Warum ist das ein Tabu?
Diese Frauen rebellieren gegen die Rolle, die ihnen die Gesellschaft zugeschrieben hat. Frauen sollen Mütter sein. Mütter, die bereuen, bringen dieses Rollenbild ins Wanken, und das ist bedrohlich.
Was, glauben Sie, wird passieren, wenn Frauen plötzlich bereuen dürfen? Stirbt die Menschheit dann aus?
Nein. Ich glaube, es wird trotzdem eine Menge Frauen geben, die Kinder bekommen. Denn viele Frauen möchten das ja. Und ich begrüße das. Was viele Kritiker immer wieder falsch verstehen: Ich bin weder gegen Mutterschaft, noch rufe ich Frauen dazu auf, ihre Mutterschaft zu bereuen oder keine Kinder mehr zu bekommen. Alles, was ich sage, ist: Es gibt Frauen, die Kinder bekommen und diese Entscheidung gerne rückgängig machen würden.
Die Frau: Orna Donath, geboren 1976, erforscht als Soziologin an der Ben-Gurion-Universität des Negev in Be‘er Scheva gesellschaftliche Erwartungen an Frauen.
Die Studie: 2009 schrieb Donath erstmals einen Artikel über das Thema „Wenn Mütter bereuen“. Gerade erschien das Buch zur Studie „Regretting Motherhood“ auf Deutsch bei Knaus.
Warum haben diese Frauen dann Kinder bekommen? Das war doch eine freiwillige Entscheidung, oder nicht?

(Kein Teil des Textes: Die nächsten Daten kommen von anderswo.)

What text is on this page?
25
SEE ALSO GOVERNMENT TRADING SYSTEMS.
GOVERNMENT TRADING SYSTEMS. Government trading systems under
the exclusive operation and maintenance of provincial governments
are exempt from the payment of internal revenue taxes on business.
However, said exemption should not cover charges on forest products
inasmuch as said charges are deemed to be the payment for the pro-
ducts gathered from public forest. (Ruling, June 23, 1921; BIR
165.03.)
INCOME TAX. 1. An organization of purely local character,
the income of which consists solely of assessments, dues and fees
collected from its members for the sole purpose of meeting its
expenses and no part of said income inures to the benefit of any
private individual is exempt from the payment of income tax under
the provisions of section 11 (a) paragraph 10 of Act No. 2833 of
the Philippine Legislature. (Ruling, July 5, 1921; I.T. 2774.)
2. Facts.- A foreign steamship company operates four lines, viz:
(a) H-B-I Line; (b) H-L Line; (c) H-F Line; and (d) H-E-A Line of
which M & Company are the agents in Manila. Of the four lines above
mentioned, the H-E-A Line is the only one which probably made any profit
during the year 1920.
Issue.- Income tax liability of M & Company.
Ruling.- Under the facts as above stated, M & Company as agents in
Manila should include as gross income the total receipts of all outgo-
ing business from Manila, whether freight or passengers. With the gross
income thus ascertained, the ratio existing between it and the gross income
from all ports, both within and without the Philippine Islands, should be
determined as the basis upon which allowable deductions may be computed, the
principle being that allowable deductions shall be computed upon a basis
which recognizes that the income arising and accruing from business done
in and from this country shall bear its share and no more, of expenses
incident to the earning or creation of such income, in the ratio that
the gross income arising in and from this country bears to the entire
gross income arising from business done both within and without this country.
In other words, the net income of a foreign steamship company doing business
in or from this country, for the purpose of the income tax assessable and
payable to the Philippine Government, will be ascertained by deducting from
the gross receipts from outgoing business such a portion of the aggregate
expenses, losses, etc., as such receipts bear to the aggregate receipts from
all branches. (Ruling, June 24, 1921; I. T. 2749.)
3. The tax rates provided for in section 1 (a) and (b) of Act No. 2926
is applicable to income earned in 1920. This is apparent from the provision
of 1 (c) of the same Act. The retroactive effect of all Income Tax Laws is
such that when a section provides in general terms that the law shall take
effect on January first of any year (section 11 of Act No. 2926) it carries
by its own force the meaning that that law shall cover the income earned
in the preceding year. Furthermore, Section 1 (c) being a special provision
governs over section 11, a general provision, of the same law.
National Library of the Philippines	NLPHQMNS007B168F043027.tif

Ich denke, man muss hier sehr genau sein und zwischen Zustimmung und Wille unterscheiden. Die Frauen haben zugestimmt, Mutter zu werden. Gewollt haben sie es oft nicht. Viele sagen: Ich komme gegen den gesellschaftlichen Druck nicht an und füge mich. Wieder andere wurden vor die Wahl gestellt, Kinder zu bekommen oder den Partner zu verlieren. Sie hatten also die Wahl zwischen schlecht und sehr schlecht. Ich verurteile diese Frauen nicht. Ich zeige nur die Mechanismen auf, die am Werk sind.
Welche sind das?
Viele. Aber lassen Sie mich folgende Unterscheidung treffen: Einerseits drängt die Gesellschaft Frauen in die Mutterrolle, indem sie ihnen für den Fall, dass sie Kinder bekommen, vieles verspricht. Zum Beispiel: „Du wirst im Alter nicht alleine sein.“ Oder: „Du wirst eine glückliche Familie haben.“ Dass das am Ende wirklich so kommt, ist gar nicht gesagt. Was gleichzeitig geschieht, ist die Delegitimierung von Frauen, die kinderlos bleiben. Sie gelten als egoistisch, unweiblich, bemitleidenswert und irgendwie defekt. Es ist, als bekäme die weiße Weste einer Frau dadurch Flecken. Wenn die Gesellschaft nur Gutes versprechen würde, ohne kinderlose Frauen zu ächten, hätten Frauen mehr Wahlfreiheit. Aber durch die gleichzeitige Delegitimierung stehen sie ganz schön unter Druck.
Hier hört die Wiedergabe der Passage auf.